Secondly, the equilibrium constant for a reaction $\ce{aA + bB <=>cC + dD} $ is defined as $$K_p=\frac{P_C^cP_D^d}{P_A^aP_B^b}$$ where $P_A^b$ etc. represents the pressure at equilibrium. As the equilibrium constant must be dimensionless so pressure is understood to be divided by unit pressure of 1 bar. If the reaction is in solution then concentrations are used instead of pressure, then these are understood to be divided by $\ce{1 mol~dm^{-3}}$ (Technically instead of pressure or concentrations activities are used but for most uses pressure and concentration are sufficient). The standard free energy is defined as$$ \Delta G^0 = -RTln(K_p)$$ and this is how the pressures/concentrations come into the equilibrium constant.
The transition state is reached only when the reactants have sufficient energy to do so.

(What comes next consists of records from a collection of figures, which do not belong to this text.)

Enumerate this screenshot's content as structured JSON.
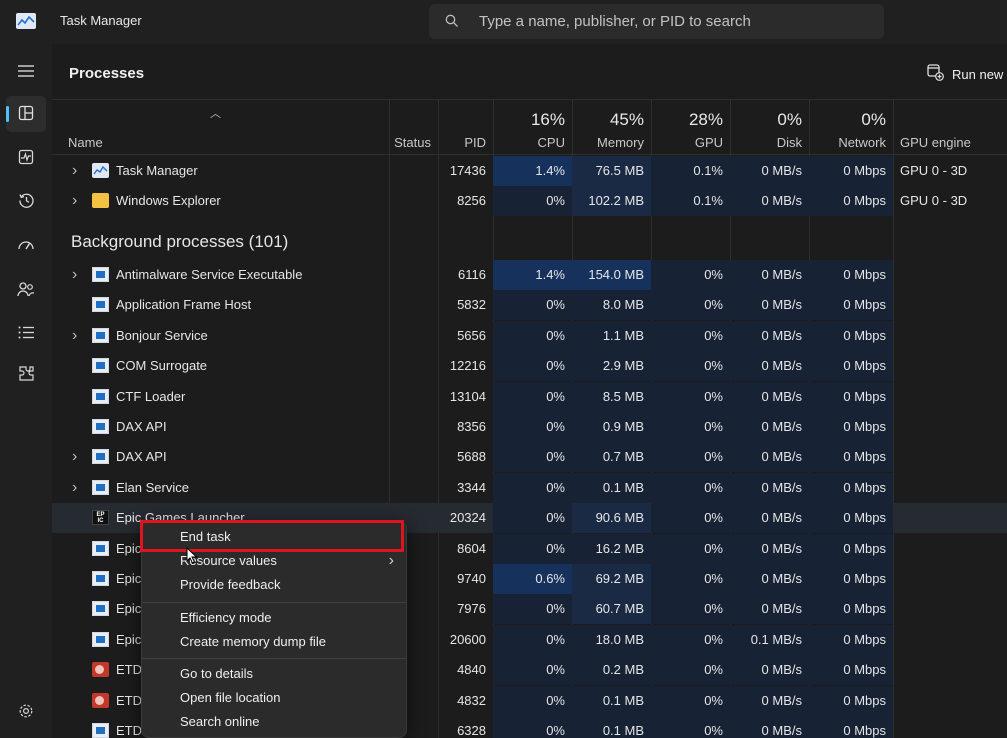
{
  "app": {
    "title": "Task Manager",
    "search_placeholder": "Type a name, publisher, or PID to search"
  },
  "nav": {
    "icons": [
      "hamburger-menu-icon",
      "processes-icon",
      "performance-icon",
      "app-history-icon",
      "startup-apps-icon",
      "users-icon",
      "details-icon",
      "services-icon",
      "settings-icon"
    ],
    "active": "processes-icon",
    "accent": "#4cc2ff"
  },
  "page": {
    "title": "Processes",
    "run_new_label": "Run new"
  },
  "columns": {
    "name": "Name",
    "status": "Status",
    "pid": "PID",
    "cpu": {
      "pct": "16%",
      "label": "CPU"
    },
    "memory": {
      "pct": "45%",
      "label": "Memory"
    },
    "gpu": {
      "pct": "28%",
      "label": "GPU"
    },
    "disk": {
      "pct": "0%",
      "label": "Disk"
    },
    "network": {
      "pct": "0%",
      "label": "Network"
    },
    "gpu_engine": "GPU engine"
  },
  "apps": [
    {
      "name": "Task Manager",
      "icon": "task-manager",
      "expand": true,
      "pid": "17436",
      "cpu": "1.4%",
      "mem": "76.5 MB",
      "gpu": "0.1%",
      "disk": "0 MB/s",
      "net": "0 Mbps",
      "gpu_engine": "GPU 0 - 3D"
    },
    {
      "name": "Windows Explorer",
      "icon": "folder",
      "expand": true,
      "pid": "8256",
      "cpu": "0%",
      "mem": "102.2 MB",
      "gpu": "0.1%",
      "disk": "0 MB/s",
      "net": "0 Mbps",
      "gpu_engine": "GPU 0 - 3D"
    }
  ],
  "background": {
    "title": "Background processes (101)",
    "rows": [
      {
        "name": "Antimalware Service Executable",
        "icon": "win",
        "expand": true,
        "pid": "6116",
        "cpu": "1.4%",
        "mem": "154.0 MB",
        "gpu": "0%",
        "disk": "0 MB/s",
        "net": "0 Mbps",
        "gpu_engine": ""
      },
      {
        "name": "Application Frame Host",
        "icon": "win",
        "expand": false,
        "pid": "5832",
        "cpu": "0%",
        "mem": "8.0 MB",
        "gpu": "0%",
        "disk": "0 MB/s",
        "net": "0 Mbps",
        "gpu_engine": ""
      },
      {
        "name": "Bonjour Service",
        "icon": "win",
        "expand": true,
        "pid": "5656",
        "cpu": "0%",
        "mem": "1.1 MB",
        "gpu": "0%",
        "disk": "0 MB/s",
        "net": "0 Mbps",
        "gpu_engine": ""
      },
      {
        "name": "COM Surrogate",
        "icon": "win",
        "expand": false,
        "pid": "12216",
        "cpu": "0%",
        "mem": "2.9 MB",
        "gpu": "0%",
        "disk": "0 MB/s",
        "net": "0 Mbps",
        "gpu_engine": ""
      },
      {
        "name": "CTF Loader",
        "icon": "win",
        "expand": false,
        "pid": "13104",
        "cpu": "0%",
        "mem": "8.5 MB",
        "gpu": "0%",
        "disk": "0 MB/s",
        "net": "0 Mbps",
        "gpu_engine": ""
      },
      {
        "name": "DAX API",
        "icon": "win",
        "expand": false,
        "pid": "8356",
        "cpu": "0%",
        "mem": "0.9 MB",
        "gpu": "0%",
        "disk": "0 MB/s",
        "net": "0 Mbps",
        "gpu_engine": ""
      },
      {
        "name": "DAX API",
        "icon": "win",
        "expand": true,
        "pid": "5688",
        "cpu": "0%",
        "mem": "0.7 MB",
        "gpu": "0%",
        "disk": "0 MB/s",
        "net": "0 Mbps",
        "gpu_engine": ""
      },
      {
        "name": "Elan Service",
        "icon": "win",
        "expand": true,
        "pid": "3344",
        "cpu": "0%",
        "mem": "0.1 MB",
        "gpu": "0%",
        "disk": "0 MB/s",
        "net": "0 Mbps",
        "gpu_engine": ""
      },
      {
        "name": "Epic Games Launcher",
        "icon": "epic",
        "expand": false,
        "pid": "20324",
        "cpu": "0%",
        "mem": "90.6 MB",
        "gpu": "0%",
        "disk": "0 MB/s",
        "net": "0 Mbps",
        "gpu_engine": "",
        "selected": true
      },
      {
        "name": "Epic",
        "icon": "win",
        "expand": false,
        "pid": "8604",
        "cpu": "0%",
        "mem": "16.2 MB",
        "gpu": "0%",
        "disk": "0 MB/s",
        "net": "0 Mbps",
        "gpu_engine": ""
      },
      {
        "name": "Epic",
        "icon": "win",
        "expand": false,
        "pid": "9740",
        "cpu": "0.6%",
        "mem": "69.2 MB",
        "gpu": "0%",
        "disk": "0 MB/s",
        "net": "0 Mbps",
        "gpu_engine": ""
      },
      {
        "name": "Epic",
        "icon": "win",
        "expand": false,
        "pid": "7976",
        "cpu": "0%",
        "mem": "60.7 MB",
        "gpu": "0%",
        "disk": "0 MB/s",
        "net": "0 Mbps",
        "gpu_engine": ""
      },
      {
        "name": "Epic",
        "icon": "win",
        "expand": false,
        "pid": "20600",
        "cpu": "0%",
        "mem": "18.0 MB",
        "gpu": "0%",
        "disk": "0.1 MB/s",
        "net": "0 Mbps",
        "gpu_engine": ""
      },
      {
        "name": "ETD",
        "icon": "etd",
        "expand": false,
        "pid": "4840",
        "cpu": "0%",
        "mem": "0.2 MB",
        "gpu": "0%",
        "disk": "0 MB/s",
        "net": "0 Mbps",
        "gpu_engine": ""
      },
      {
        "name": "ETD",
        "icon": "etd",
        "expand": false,
        "pid": "4832",
        "cpu": "0%",
        "mem": "0.1 MB",
        "gpu": "0%",
        "disk": "0 MB/s",
        "net": "0 Mbps",
        "gpu_engine": ""
      },
      {
        "name": "ETD",
        "icon": "win",
        "expand": false,
        "pid": "6328",
        "cpu": "0%",
        "mem": "0.1 MB",
        "gpu": "0%",
        "disk": "0 MB/s",
        "net": "0 Mbps",
        "gpu_engine": ""
      }
    ]
  },
  "context_menu": {
    "items": [
      {
        "label": "End task",
        "group": 1,
        "highlighted": true
      },
      {
        "label": "Resource values",
        "group": 1,
        "submenu": true
      },
      {
        "label": "Provide feedback",
        "group": 1
      },
      {
        "label": "Efficiency mode",
        "group": 2
      },
      {
        "label": "Create memory dump file",
        "group": 2
      },
      {
        "label": "Go to details",
        "group": 3
      },
      {
        "label": "Open file location",
        "group": 3
      },
      {
        "label": "Search online",
        "group": 3
      }
    ],
    "highlight_color": "#e0141e"
  },
  "colors": {
    "heat_strong": "#16325c",
    "heat_light": "#172235",
    "heat_faint": "#1a2130"
  }
}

By the Boltzmann distribution the number of energetic molecules rapidly diminishes as the energy is increased. Thus most collisions do not result in reaction, unless the activation barrier is very small compared to average (thermal ) energy. The reverse reaction has a larger barrier to surmount if the reaction is exothermic, thus fewer collisions result in reaction back to products than the other way round.
The transition state is at the top of the barrier between reactants and products, in solution it may be crossed and recrossed many times before reaction is complete, it all depends upon how quickly the energy the 'molecule' has at the transition state can be removed by collisions or by energy being redistributed internally into the products as vibrations and rotations or as kinetic energy of separation.
The activation energy barrier exists because the product will have different arrangement of bonds and atoms from the reactant and so different average internuclear separation in the reaction coordinate. The activation energy can be imagined as the point where two potential energy parabolas cross, one being slightly displaced in position and energy vs. the other. This is what the normal reaction profile drawn in text books and elsewhere represents. It is usually shown as one line(the bottom of the first parabola), a curved line to a maximum (crossing point, transition state) then onto another lower line to represent product energy at the minima of the second parabola.